In the late 1870s, the Cadbury brothers built a "factory in a garden" as they expanded their increasingly successful chocolate-making empire.
George and Richard Cadbury bought farmland five miles from Birmingham city centre to realise their vision.
The village of Bournville was created for their employees, complete with schools, a railway station, leisure facilities and parks - far removed from the slums associated with many factories of the age.
A new photography exhibition as part of Birmingham Heritage Week offers a glimpse into a bygone world.
Daniel Callicott, manager of Selly Manor Museum where the photos are displayed, said the pictures were testament to the efforts of George Cadbury, who founded the garden village more than 100 years ago.
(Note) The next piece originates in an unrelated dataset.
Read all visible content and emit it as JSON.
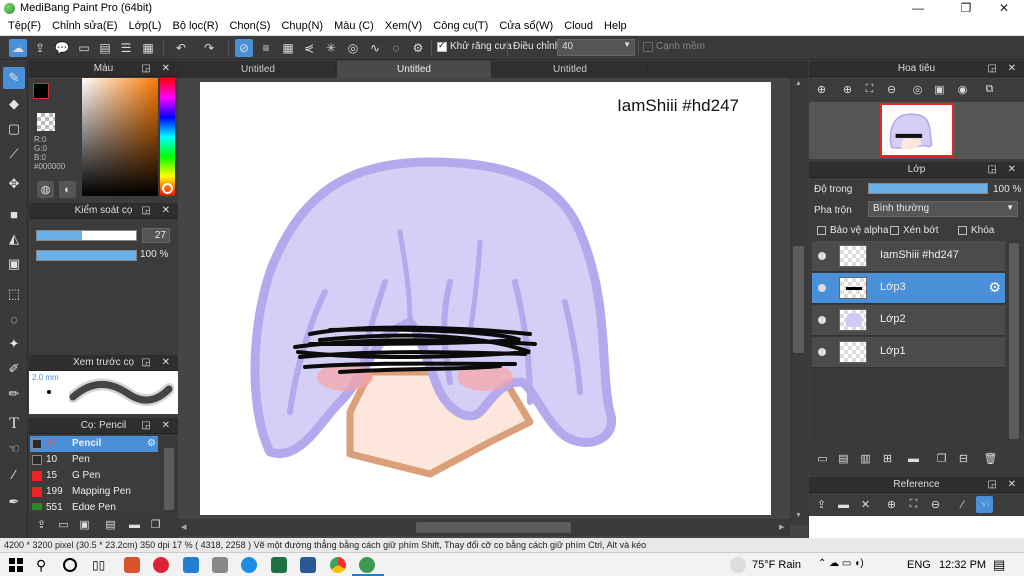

He said the 400 "rare" photos had been brought together thanks to the work of members of the Bournville Society, who had researched and sourced them.
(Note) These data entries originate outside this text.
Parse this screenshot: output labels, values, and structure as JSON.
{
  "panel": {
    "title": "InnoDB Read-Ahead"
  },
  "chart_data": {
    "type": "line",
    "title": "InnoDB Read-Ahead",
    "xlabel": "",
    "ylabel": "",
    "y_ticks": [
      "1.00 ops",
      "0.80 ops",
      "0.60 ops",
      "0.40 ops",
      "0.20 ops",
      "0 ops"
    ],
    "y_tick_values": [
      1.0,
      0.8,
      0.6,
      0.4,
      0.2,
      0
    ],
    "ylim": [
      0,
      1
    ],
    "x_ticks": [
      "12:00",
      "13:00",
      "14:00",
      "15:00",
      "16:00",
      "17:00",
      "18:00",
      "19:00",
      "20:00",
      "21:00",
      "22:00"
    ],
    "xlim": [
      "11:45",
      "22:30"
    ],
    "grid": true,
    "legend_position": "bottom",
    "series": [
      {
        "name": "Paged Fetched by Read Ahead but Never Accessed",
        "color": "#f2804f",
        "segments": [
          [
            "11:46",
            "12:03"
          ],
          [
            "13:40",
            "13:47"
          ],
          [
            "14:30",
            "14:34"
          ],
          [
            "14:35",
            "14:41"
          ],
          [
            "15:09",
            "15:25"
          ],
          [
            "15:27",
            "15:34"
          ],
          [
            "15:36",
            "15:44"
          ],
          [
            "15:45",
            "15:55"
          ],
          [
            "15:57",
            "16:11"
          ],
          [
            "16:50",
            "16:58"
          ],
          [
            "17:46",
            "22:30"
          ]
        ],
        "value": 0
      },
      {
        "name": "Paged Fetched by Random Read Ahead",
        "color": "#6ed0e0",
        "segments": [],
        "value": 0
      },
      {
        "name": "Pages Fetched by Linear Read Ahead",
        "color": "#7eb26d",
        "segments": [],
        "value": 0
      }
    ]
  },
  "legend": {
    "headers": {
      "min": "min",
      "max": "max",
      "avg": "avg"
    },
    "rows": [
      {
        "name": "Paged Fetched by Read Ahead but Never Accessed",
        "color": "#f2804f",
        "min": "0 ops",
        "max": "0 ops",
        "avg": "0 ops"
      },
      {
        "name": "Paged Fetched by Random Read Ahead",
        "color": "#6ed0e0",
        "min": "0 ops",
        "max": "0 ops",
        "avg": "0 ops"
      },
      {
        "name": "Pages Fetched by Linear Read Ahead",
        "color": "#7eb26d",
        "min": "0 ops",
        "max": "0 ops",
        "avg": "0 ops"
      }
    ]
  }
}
Many of the photos show workers enjoying leisure activities.
Over time, swimming pools, football, cricket and hockey pitches and tennis courts were built at Bournville.
The photography exhibition also marks the centenary of the Bournville Works Housing Society. It was founded in 1919 to provide housing specifically for employees of Cadbury Brothers Ltd.
"This exhibition reflects on the life of those living and working in Bournville over the last 100 years - their work, activities, commercial developments and home life," said Bob Booth, chairman of the Bournville Society.